El verdadero riesgo es el Estrecho de Ormuz

“Hay un tercer escenario, que podría tener un mayor impacto económico. No estaríamos hablando de un conflicto de unos días, sino de que la situación se enquista. El mayor riesgo es que los iraníes lograran cerrar el estrecho de Ormuz“, advierte José María Peredo. Como explica la Administración de Información Energética de EEUU (EIA, por sus siglas en inglés), el Estrecho de Ormuz es uno de los cuellos de botella petroleros más grandes del mundo. El pasado 1 de febrero, el líder supremo de Irán avisó de que, si su país era atacado, el cierre total de este paso estaba dentro de sus posibilidades, añade Bloomberg.
A través del Estrecho de Ormuz se mueve aproximadamente una quinta parte del crudo mundial procedente de Arabia Saudí e Irak, además de combustibles refinados. A pesar de que hay algunas alternativas de oleoductos que pueden evitarlo si se cierra, estas son pocas. Por ejemplo, en 2024, con los problemas en torno al estrecho de Bab al-Mandeb, la petrolera saudí Aramco cambió sus rutas y, utilizando su oleoducto, desvió el crudo hacia puertos del mar Rojo.

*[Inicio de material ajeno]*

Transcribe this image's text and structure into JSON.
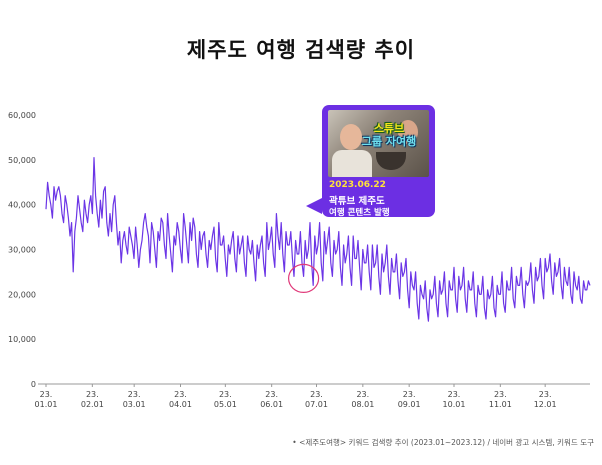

Para muchos observadores, el régimen de Teherán no tendría capacidad de mantener Ormuz cerrado por mucho tiempo -en el caso de que finalmente lo hiciera-. Para estos expertos, consultados por Bloomberg, lo más probable es el acoso a los buques. Durante la guerra del año pasado con Israel y Estados Unidos, casi 1.000 buques sufrieron interferencias diarias en sus señales GPS
cerca de la costa iraní, lo que contribuyó a la colisión de un petrolero. Las minas marinas son otra opción que Teherán ha amenazado con utilizar desde hace tiempo para disuadir el transporte marítimo.
¿Cuánto subirá el precio del petróleo?

Las primeras estimaciones apuntan a un encarecimiento moderado del precio del petróleo si el conflicto se prolonga, pero sin interrupciones físicas del suministro. Según los analistas citados por la CNBC, el crudo podría registrar subidas iniciales de entre un 5% y un 10% ante el aumento de la prima de riesgo geopolítica. Los expertos consultados por Politico señalan que, en un escenario de tensión sostenida, el Brent podría aproximarse al entorno de los 80 dólares por barril.
En episodios anteriores de inestabilidad en Oriente Medio el petróleo ha reaccionado con repuntes rápidos, aunque cuando no se han producido daños estructurales en la oferta, los precios han tendido a corregirse. La diferencia ahora reside en el alcance del conflicto. Así, si el conflicto se limita a días, el impacto sería acotado. Si se prolonga durante semanas, podría consolidarse una prima geopolítica en los precios. Y si llegara a afectar al tránsito por el Estrecho de Ormuz, el efecto sería de mayor magnitud.
Como resume José María Peredo, “el impacto económico dependerá de si se trata de un episodio contenido o de una escalada prolongada que altere el tránsito por el Estrecho de Ormuz”. Una cuestión de tiempo y alcance.